Depuis 2018, le Cameroun mène une opération ambitieuse d’assainissement du fichier solde de l’État, visant à éliminer les fonctionnaires fictifs de ses registres. En trois ans, cette initiative, lancée par le président Paul Biya, a permis la radiation de plus de 3500 agents publics et la mise sous surveillance de 5500 autres, avec un objectif clair : rationaliser les dépenses publiques en supprimant les irrégularités administratives.
Un Processus Rigoureux et Structuré
Au cœur de cette opération, chaque fonctionnaire doit prouver physiquement son existence et fournir des justificatifs de son recrutement. « Chaque fonctionnaire émargeant des caisses de l’État doit fournir une preuve physique et des justificatifs de son recrutement », a rappelé Joseph Le, ministre de la Fonction publique et de la Réforme administrative.
Depuis 2018, deux bilans principaux ont été publiés :
- Mai 2021 : 1981 licenciements et 428 révocations annoncés.
- Novembre 2024 : 1172 nouvelles radiations.
En tout, 3577 agents ont été exclus des registres de l’État. Les motifs de ces exclusions incluent l’absentéisme non justifié, des cas de démission ou de décès non déclarés. Ces radiations touchent des profils variés : enseignants, infirmiers, cadres administratifs et techniciens.
Un Impact Financier Significatif
Les fonctionnaires fictifs représentent une lourde charge pour les finances publiques. Selon Cyrille Edou Alo’o, directeur général du Budget, ils coûtent environ 10 milliards de francs CFA par an à l’État.
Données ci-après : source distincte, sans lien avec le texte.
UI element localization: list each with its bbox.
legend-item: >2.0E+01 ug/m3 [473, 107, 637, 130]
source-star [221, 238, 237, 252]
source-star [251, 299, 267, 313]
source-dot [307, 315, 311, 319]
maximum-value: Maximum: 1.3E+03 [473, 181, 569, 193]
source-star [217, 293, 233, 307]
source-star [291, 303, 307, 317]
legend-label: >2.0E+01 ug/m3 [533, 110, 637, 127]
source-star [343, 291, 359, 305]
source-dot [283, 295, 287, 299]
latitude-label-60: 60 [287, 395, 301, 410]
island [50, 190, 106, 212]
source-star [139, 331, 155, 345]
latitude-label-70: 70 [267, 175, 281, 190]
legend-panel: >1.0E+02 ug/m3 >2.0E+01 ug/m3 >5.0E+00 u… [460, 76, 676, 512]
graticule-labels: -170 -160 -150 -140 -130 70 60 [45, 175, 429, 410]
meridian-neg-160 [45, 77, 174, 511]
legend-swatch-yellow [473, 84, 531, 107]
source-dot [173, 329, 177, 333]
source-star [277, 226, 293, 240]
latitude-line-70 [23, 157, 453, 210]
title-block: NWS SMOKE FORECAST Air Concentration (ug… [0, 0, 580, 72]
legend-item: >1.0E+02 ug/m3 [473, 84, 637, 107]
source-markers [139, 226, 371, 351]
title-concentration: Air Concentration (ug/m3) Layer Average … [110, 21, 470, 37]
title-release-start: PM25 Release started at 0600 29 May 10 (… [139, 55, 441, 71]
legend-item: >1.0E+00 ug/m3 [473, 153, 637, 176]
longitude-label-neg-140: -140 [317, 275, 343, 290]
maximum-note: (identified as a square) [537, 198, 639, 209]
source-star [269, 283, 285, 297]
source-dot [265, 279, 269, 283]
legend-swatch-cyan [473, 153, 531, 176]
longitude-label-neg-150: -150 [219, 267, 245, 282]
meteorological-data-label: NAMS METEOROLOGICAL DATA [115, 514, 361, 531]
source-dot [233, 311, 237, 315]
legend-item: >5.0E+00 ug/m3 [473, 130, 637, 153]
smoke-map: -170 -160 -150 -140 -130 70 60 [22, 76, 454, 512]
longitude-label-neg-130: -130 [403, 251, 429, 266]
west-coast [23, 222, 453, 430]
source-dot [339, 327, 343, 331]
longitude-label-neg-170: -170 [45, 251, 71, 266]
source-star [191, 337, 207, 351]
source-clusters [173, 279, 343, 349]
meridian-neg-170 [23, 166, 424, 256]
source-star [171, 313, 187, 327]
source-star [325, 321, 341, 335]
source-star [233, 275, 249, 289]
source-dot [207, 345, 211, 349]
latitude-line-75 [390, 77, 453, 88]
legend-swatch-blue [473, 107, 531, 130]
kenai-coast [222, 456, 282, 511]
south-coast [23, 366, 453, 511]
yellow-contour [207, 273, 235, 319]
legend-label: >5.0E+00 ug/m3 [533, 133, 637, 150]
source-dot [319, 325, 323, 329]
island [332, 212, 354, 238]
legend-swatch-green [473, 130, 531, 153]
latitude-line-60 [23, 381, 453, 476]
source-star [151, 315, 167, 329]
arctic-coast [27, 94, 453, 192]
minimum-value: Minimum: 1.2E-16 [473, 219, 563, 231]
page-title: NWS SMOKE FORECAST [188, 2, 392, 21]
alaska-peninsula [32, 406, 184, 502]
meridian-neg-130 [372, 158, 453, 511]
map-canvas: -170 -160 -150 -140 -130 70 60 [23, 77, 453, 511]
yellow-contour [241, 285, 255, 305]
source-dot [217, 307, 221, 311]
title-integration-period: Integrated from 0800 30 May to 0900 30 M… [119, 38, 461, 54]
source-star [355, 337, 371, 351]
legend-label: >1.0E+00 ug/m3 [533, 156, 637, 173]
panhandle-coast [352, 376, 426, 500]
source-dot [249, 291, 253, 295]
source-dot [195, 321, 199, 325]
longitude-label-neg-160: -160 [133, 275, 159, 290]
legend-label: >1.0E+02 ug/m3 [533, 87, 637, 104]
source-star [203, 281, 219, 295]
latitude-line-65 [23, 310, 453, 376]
La première phase de l’opération, en 2021, avait permis d’économiser près de 30 milliards de francs CFA, soit environ 6 % de la masse salariale mensuelle de l’État, estimée à 90 milliards de francs CFA. « Cette campagne offre une bouffée d’oxygène à nos finances publiques », avait déclaré Alo’o en 2018.
Résistance et Mesures de Sanction
Malgré des convocations répétées, seules 601 personnes concernées ont répondu aux demandes des autorités ou fourni des explications. Parmi elles, 177 agents ont été réintégrés après examen de leur dossier. D’autres ont été sanctionnés pour avoir présenté de faux documents. Les fonctionnaires injustement radiés conservent néanmoins la possibilité de déposer un recours.
Un Problème Persistant Malgré les Efforts
Ce phénomène des fonctionnaires fictifs n’est pas nouveau au Cameroun. En 2005, une campagne similaire avait déjà révélé l’existence de 500 agents fictifs au ministère des Finances. Dix ans plus tard, en 2015, une liste de 10 000 fonctionnaires avait été publiée pour clarifier leur situation administrative. Bien que des systèmes informatiques tels que le SIGIPES aient été introduits pour améliorer la gestion des ressources humaines, ces dysfonctionnements persistent.
Une Volonté Politique Renouvelée
Face à ce problème tenace, le président Paul Biya a réaffirmé, dans une circulaire d’octobre 2024, l’importance de poursuivre l’assainissement. Il a exigé la suppression des salaires ou pensions indus ainsi que la radiation des agents irréguliers. Avec encore 5500 agents suspectés, le gouvernement reste déterminé à éradiquer ce fléau.
L’opération d’assainissement du fichier solde symbolise une volonté politique forte d’assainir les finances publiques et de restaurer l’intégrité administrative au Cameroun. Si des progrès notables ont été réalisés, la lutte contre les fonctionnaires fictifs reste un défi de taille pour le pays, nécessitant une vigilance et un engagement constants des autorités.